Dollars & Sense – June 2009

| June 02, 2009

To really focus on the bottom line, as I discussed last month, you need to monitor costs closely. One of the best ways of doing so is to figure your cost per mile.

The calculation is relatively easy. Knowing how to apply CPM to your operation is more involved. There are variables to be considered and many ways to interpret and use the results.

To calculate CPM, you need exact miles driven, fixed costs and variable costs for a specific time frame. Fixed costs are those that don’t change from month to month and have nothing to do with how many miles you drive, such as your truck note. Variable costs are just the opposite – they vary with the miles you drive. Fuel is the clearest example.

Basic fixed costs include:

· Truck/trailer
payments
· License
· Permits
· Bobtail and physical
damage insurance
· Health insurance
· Worker’s compensation
(if you have a fixed rate)

Basic variable costs include:

· Fuel
· Maintenance
· Tires
· Lube and oil change
· Truck washes
· Additives
· Meals and entertainment
· Supplies
· Travel
· Tolls
· Scale fees
· Utilities (phone, pager, wireless Internet subscription)
· Office supplies
· Legal and accounting fees
· Worker’s compensation (if you have a variable rate)

Any cost associated with your busines could be included. This will mainly be determined by how you plan to use the information.

The main ways to use CPM are:

· Tracking business performance
· Evaluating cost-cutting strategies
· Deciding when to buy new equipment
· Comparing contracts between companies.

Another use is for owner-operators paid by the load, percentage of revenue or on a variable mileage rate. Knowing CPM brings a uniformity to understanding costs from varied hauls. It helps determine total cost to operate and the profit on any given load.
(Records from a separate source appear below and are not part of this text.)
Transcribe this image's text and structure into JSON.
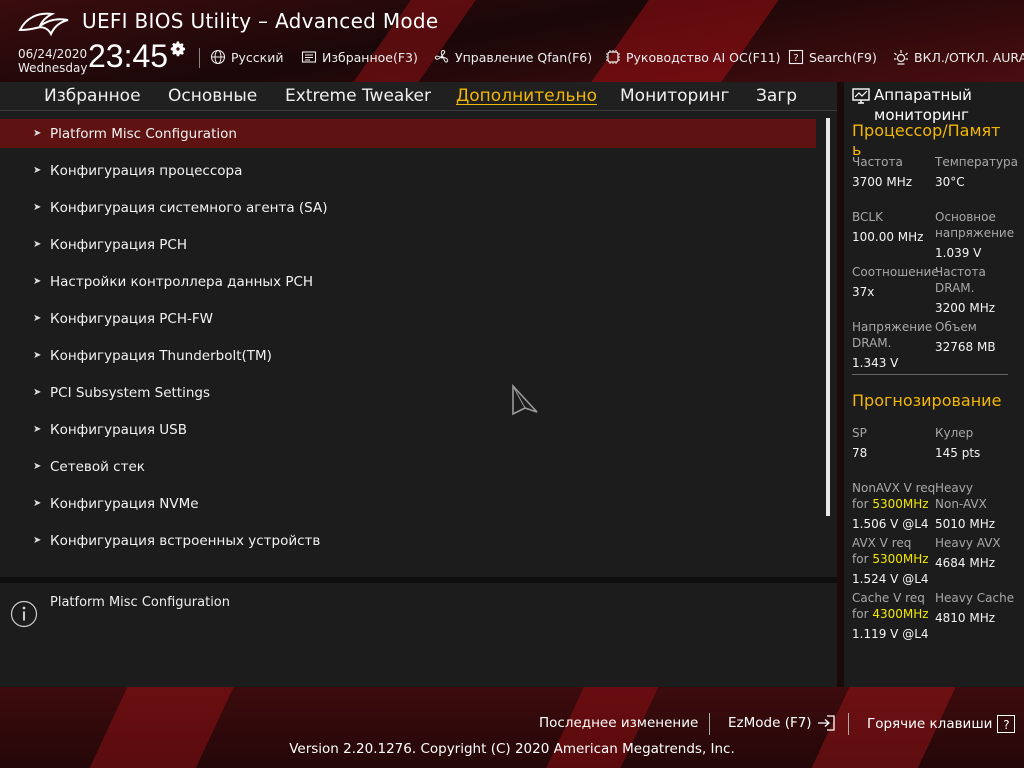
{
  "header": {
    "title": "UEFI BIOS Utility – Advanced Mode",
    "date": "06/24/2020",
    "weekday": "Wednesday",
    "time": "23:45",
    "items": {
      "language": "Русский",
      "favorites": "Избранное(F3)",
      "qfan": "Управление Qfan(F6)",
      "ai_oc": "Руководство AI OC(F11)",
      "search": "Search(F9)",
      "aura": "ВКЛ./ОТКЛ. AURA("
    }
  },
  "tabs": [
    {
      "label": "Избранное"
    },
    {
      "label": "Основные"
    },
    {
      "label": "Extreme Tweaker"
    },
    {
      "label": "Дополнительно",
      "active": true
    },
    {
      "label": "Мониторинг"
    },
    {
      "label": "Загр"
    }
  ],
  "menu": [
    "Platform Misc Configuration",
    "Конфигурация процессора",
    "Конфигурация системного агента (SA)",
    "Конфигурация PCH",
    "Настройки контроллера данных PCH",
    "Конфигурация PCH-FW",
    "Конфигурация Thunderbolt(TM)",
    "PCI Subsystem Settings",
    "Конфигурация USB",
    "Сетевой стек",
    "Конфигурация NVMe",
    "Конфигурация встроенных устройств"
  ],
  "selected_index": 0,
  "help_text": "Platform Misc Configuration",
  "hw_monitor": {
    "title_line1": "Аппаратный",
    "title_line2": "мониторинг",
    "cpu_mem_title_1": "Процессор/Памят",
    "cpu_mem_title_2": "ь",
    "freq_label": "Частота",
    "freq_value": "3700 MHz",
    "temp_label": "Температура",
    "temp_value": "30°C",
    "bclk_label": "BCLK",
    "bclk_value": "100.00 MHz",
    "core_v_label_1": "Основное",
    "core_v_label_2": "напряжение",
    "core_v_value": "1.039 V",
    "ratio_label": "Соотношение",
    "ratio_value": "37x",
    "dram_freq_label_1": "Частота",
    "dram_freq_label_2": "DRAM.",
    "dram_freq_value": "3200 MHz",
    "dram_v_label_1": "Напряжение",
    "dram_v_label_2": "DRAM.",
    "dram_v_value": "1.343 V",
    "capacity_label": "Объем",
    "capacity_value": "32768 MB",
    "prediction_title": "Прогнозирование",
    "sp_label": "SP",
    "sp_value": "78",
    "cooler_label": "Кулер",
    "cooler_value": "145 pts",
    "nonavx_label_1": "NonAVX V req",
    "nonavx_for": "for ",
    "nonavx_freq": "5300MHz",
    "nonavx_value": "1.506 V @L4",
    "heavy_nonavx_label_1": "Heavy",
    "heavy_nonavx_label_2": "Non-AVX",
    "heavy_nonavx_value": "5010 MHz",
    "avx_label_1": "AVX V req",
    "avx_for": "for ",
    "avx_freq": "5300MHz",
    "avx_value": "1.524 V @L4",
    "heavy_avx_label": "Heavy AVX",
    "heavy_avx_value": "4684 MHz",
    "cache_label_1": "Cache V req",
    "cache_for": "for ",
    "cache_freq": "4300MHz",
    "cache_value": "1.119 V @L4",
    "heavy_cache_label": "Heavy Cache",
    "heavy_cache_value": "4810 MHz"
  },
  "footer": {
    "last_change": "Последнее изменение",
    "ezmode": "EzMode (F7)",
    "hotkeys": "Горячие клавиши",
    "hotkey_glyph": "?",
    "copyright": "Version 2.20.1276. Copyright (C) 2020 American Megatrends, Inc."
  },
  "colors": {
    "accent": "#f2b705",
    "selected_row": "#5e1212",
    "highlight": "#f2e600"
  }
}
Along with CPM you should also figure your true revenue per mile by dividing your total revenue by your total miles. Subtracting CPM from revenue per mile leaves you with your net per mile, that is, what you are earning.

An example of using this information would be in the case of deciding whether it’s time to buy a new truck. Buying new equipment usually will raise your fixed cost per mile because you will borrow more to pay off a more valuable asset and insurance costs will rise. One thing you need to determine is how much the new truck will lower variable CPM by reducing fuel and maintenance costs. Ideally, this will offset higher fixed costs.

If you use a computer for your record keeping, writing a spreadsheet for CPM is a great way to quickly see the results. If you don’t have the time or the desire to track your costs, consider a bookkeeping service that can produce these reports and help you interpret them.